Sandlin, who has a law enforcement background, told committee members in an earlier meeting that in retrospect, he realizes many people who were prosecuted for prostitution during his career were actually trafficking victims, but law enforcement and legal officials didn’t know enough about the industry to recognize the signs. Through SB 166, trafficking victims with non-violent sex convictions can petition the court to have those convictions completely vacated, rather than expunged from their records.

Building on the idea that trafficking victims are just that – victims – Democratic Minority Leader Tim Lanane, D-Anderson, presented an amendment to Sandlin’s bill that would exclude any victim under the age of 18 from a prostitution conviction and would instead treat juvenile victims as children in need of services. Delaware Circuit Judge Kimberly Dowling spoke in favor of Lanane’s amendment, telling committee members that most juvenile trafficking victims don’t realize they are victims because they have faced significant mental manipulation.

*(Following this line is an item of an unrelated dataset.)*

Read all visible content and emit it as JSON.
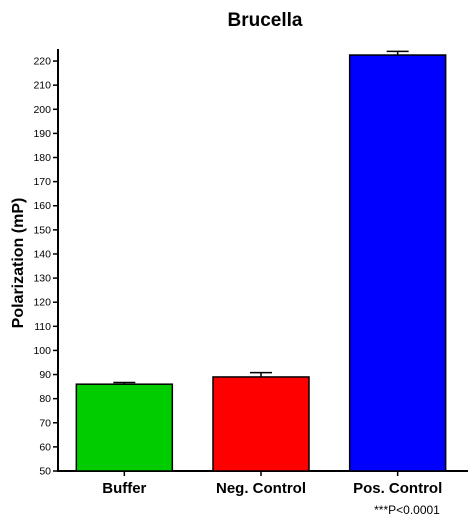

The amended bill passed unanimously to the Senate floor. SB 169 – which would prohibit sex offenders from having felony convictions that were pleaded down to misdemeanors expunged from their records – also unanimously moved to the full chamber, but a proposed amendment failed to pass through the committee.

Under current expungement law, law enforcement officials are still able to access a person’s record and see what convictions have been expunged, even though the expunged convictions are no longer visible to the public if they are lower than Level 5 felonies. That portion of expungement law recently enabled law enforcement officials to deny a man’s application to become a reserve officer after they learned the man had a misdemeanor expunged from his record, Sen. Greg Taylor, D-Indianapolis, told his fellow committee members.

The Indiana Court of Appeals recently ruled on this topic, causing one judge to suggest the Legislature carve out an exception for law enforcement.

While it is important for officers to be able to examine expunged records when they are investigating criminal activity, Taylor told the committee that it is not necessarily fair for law enforcement to be able to use those records against people in non-criminal capacities, such as the situation with the reserve officer applicant.  Thus, Taylor’s proposed amendment would have limited law enforcement’s ability to access expunged records to only in the course of “investigative and enforcement” capacities, not in other capacities, such as hiring.   

But after lengthy discussion and widespread concern about the implications of Taylor’s proposal, the amendment failed to gain the support of committee members. The bill, however, which was authored by committee chair Sen. Mike Young, R-Indianapolis, passed with full support.